Mount Wright awaits cash due from Spanish royalty

When Mount Wright Iron Mines finally gets the money it’s owed by Exminesa, the company that owns and operates the Rubiales lead-zinc mine in Spain, it should have a significant bundle of cash.

Mount Wright director Rolando Francisco says the company may well invest that money in mineral exploration. If so, it could revitalize a quiet company best known for its iron ore property in Quebec.

Francisco says Mount Wright estimated in 1977, when the Rubiales mine went into production, that Mount Wright’s 1% net smelter royalty would amount to $9 million over the estimated 20-year life of the mine. But Mount Wright hasn’t seen a penny yet. Whatever royalty is owing would be augmented considerably by compound interest.

In 1983, when the Rubiales mine produced 103,890 tons of zinc concentrate and 13,363 tons of lead concentrate, Mount Wright

estimated that the money owing from its royalty was about $900,000 not including compound interest. The costs of taking the matter to Ontario’s Supreme Court and to Spain’s equivalent of the Supreme Court, about $30,000 a year over seven years, were also awarded to Mount Wright in a 1987 court decision.

The money will come to Mount Wright eventually — Francisco compared the legal proceedings under way now to a sherriff seizing a company’s assets — because there are no further appeals left to the Spanish company after a 7-year legal battle. Mount Wright, however, has no way of knowing how long the process will take.

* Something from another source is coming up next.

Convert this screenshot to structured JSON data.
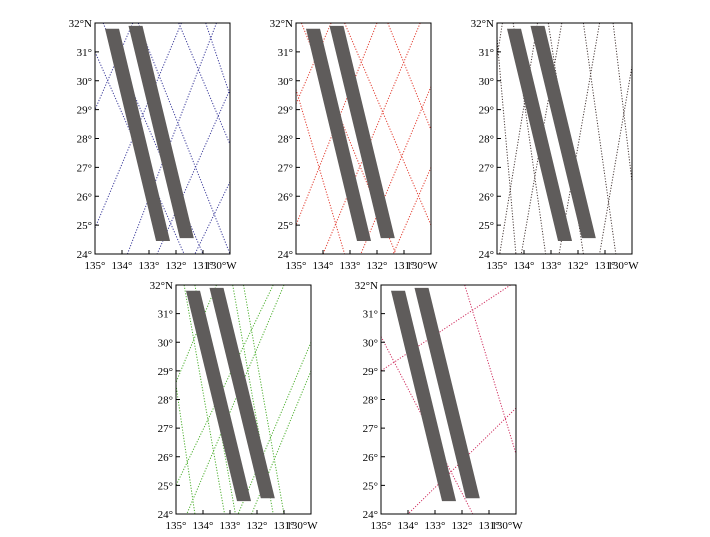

“In Spain they say ‘manana,’ ” said John Allen at the company’s annual meeting. John Allen was instrumental during the 1950s in revitalizing the predecessor companies that now comprise Lac Minerals (TSE), which owns about 48% of Mount Wright, and is Peter Allen’s father. Peter Allen is president of Mount Wright and is also president and chief executive officer of Lac as well as the second largest Lac shareholder.

Francisco, who is a senior vice- president and treasurer of Lac, was the only director of Mount Wright at the annual meeting. Peter Allen was away on a business trip. Harrison Rutetzki, identified in Mount Wright’s information circular as Lac’s vice-president of operations, was elected to the Mount Wright board at the meeting to replace Dennis Sheehan. Rutetzki was on holiday.

The Rubiales mine is still in operation. At the end of 1984, the last year for which figures are available, reserves stood at 12.2 million tons grading 6.9% zinc, 1.08% lead and 0.4 oz silver per ton. Exminesa is 48% owned by Cominco (TSE) of Vancouver.

Mount Wright came to prominence after it staked in the late 1950s six mineral claims in northern Quebec adjacent to the Quebec Cartier iron mine.

Mount Wright continues to maintain its Quebec claims in good standing although there is no production from them today.